I’m not baking much this year, but I did make Panforte, a delicious, dense and chewy candy-cookie that’s easy to make and will go well with hot spiced cider when we decorate the tree. This recipe was developed many years ago for the Almond Board of California at the public relations agency where I worked. It’s a classic.
Chocolate Almond Panforte
1 cup moist pack dried apricot halves
1 cup toasted whole almonds
½ cup flour
¼ cup unsweetened cocoa powder
1 teaspoon ground allspice
½ cup sugar
1/3 cup honey
1/3 cup whole blanched almonds*
1 tablespoon powdered sugar
1/3 teaspoon ground cinnamon
Chop apricots very finely with chef’s knife. In large bowl, combine apricots, toasted almonds, flour, cocoa and allspice. Mix to blend evenly. In small saucepan, combine sugar and honey. Stir over low heat to dissolve sugar, then boil gently till mixture reaches 240 degrees F on a candy thermometer, or small amount dropped in a cup of cold water forms a soft ball. Stir immediately into almond mixture to blend thoroughly.
Generously grease a 9-inch springform pan or a tart pan with removable bottom. Pack almond mixture evenly into pan. (You may need to use your fingers to spread the dough – dip fingers in water as you work – dough is very sticky.) Arrange blanched almonds on top, pressing into dough slightly. Bake in center of preheated 300 degree F oven 30 to 35 minutes, just until surface looks dull. Do not overbake.
Cool on rack; remove from pan. The panforte may stick to the bottom; slide a thin-bladed knife between pan and panforte to loosen from the bottom of the pan. Store at room temperature, wrapped securely in plastic wrap or foil. Panforte can be stored airtight in a cool place up to three weeks.

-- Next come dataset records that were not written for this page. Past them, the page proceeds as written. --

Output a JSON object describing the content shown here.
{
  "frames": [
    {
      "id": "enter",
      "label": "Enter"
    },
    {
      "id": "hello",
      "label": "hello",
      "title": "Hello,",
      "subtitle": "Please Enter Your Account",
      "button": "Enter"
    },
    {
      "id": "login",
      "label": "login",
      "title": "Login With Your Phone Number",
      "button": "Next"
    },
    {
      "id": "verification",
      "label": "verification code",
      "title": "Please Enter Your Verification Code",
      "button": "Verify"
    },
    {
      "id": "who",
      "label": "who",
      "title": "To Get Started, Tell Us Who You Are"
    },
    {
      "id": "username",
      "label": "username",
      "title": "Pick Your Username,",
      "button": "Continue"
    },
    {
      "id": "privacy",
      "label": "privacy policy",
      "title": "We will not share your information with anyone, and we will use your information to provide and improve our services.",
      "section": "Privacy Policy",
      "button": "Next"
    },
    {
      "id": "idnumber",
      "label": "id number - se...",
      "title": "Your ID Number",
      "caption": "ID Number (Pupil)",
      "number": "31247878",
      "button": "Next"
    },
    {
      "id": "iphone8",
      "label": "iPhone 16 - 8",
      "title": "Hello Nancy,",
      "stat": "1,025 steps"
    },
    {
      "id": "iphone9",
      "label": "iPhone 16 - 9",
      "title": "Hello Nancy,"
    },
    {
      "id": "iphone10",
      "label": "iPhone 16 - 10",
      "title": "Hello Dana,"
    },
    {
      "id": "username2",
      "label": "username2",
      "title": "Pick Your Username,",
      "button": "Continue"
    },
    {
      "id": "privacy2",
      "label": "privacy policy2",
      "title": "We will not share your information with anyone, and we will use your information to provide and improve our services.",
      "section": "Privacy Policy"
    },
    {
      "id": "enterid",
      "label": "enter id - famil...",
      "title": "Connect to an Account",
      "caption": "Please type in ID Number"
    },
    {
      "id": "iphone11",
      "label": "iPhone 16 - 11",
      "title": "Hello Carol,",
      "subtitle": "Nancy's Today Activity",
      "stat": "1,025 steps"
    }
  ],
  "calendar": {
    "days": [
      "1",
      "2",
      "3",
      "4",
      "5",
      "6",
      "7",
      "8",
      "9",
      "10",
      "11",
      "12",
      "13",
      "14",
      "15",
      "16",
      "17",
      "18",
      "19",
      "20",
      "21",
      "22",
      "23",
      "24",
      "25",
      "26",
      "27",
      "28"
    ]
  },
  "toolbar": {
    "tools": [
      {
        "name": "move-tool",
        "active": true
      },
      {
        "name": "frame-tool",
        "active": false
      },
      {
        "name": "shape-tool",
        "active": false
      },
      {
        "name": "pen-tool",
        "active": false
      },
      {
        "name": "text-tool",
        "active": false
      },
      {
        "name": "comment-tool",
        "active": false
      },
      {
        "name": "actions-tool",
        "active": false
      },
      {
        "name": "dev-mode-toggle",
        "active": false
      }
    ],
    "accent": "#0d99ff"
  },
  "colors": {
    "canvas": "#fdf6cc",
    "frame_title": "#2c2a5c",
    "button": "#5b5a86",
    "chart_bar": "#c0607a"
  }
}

To serve, dust with powdered sugar mixed with cinnamon. Cut into small wedges with sharp knife. Makes 10 to 14 servings.
*To toast almonds, spread on ungreased baking sheet. Place in a preheated 350-degree oven 5 to 10 minutes or until almonds are a light, golden brown. Stir once or twice to ensure even browning. Note that almonds will continue to brown slightly after being removed from the heat.
**To blanch almonds, drop whole almonds into a pot of simmering water for about a minute. Take out an almond to test and if skin slips off easily, drain almonds and remove skins.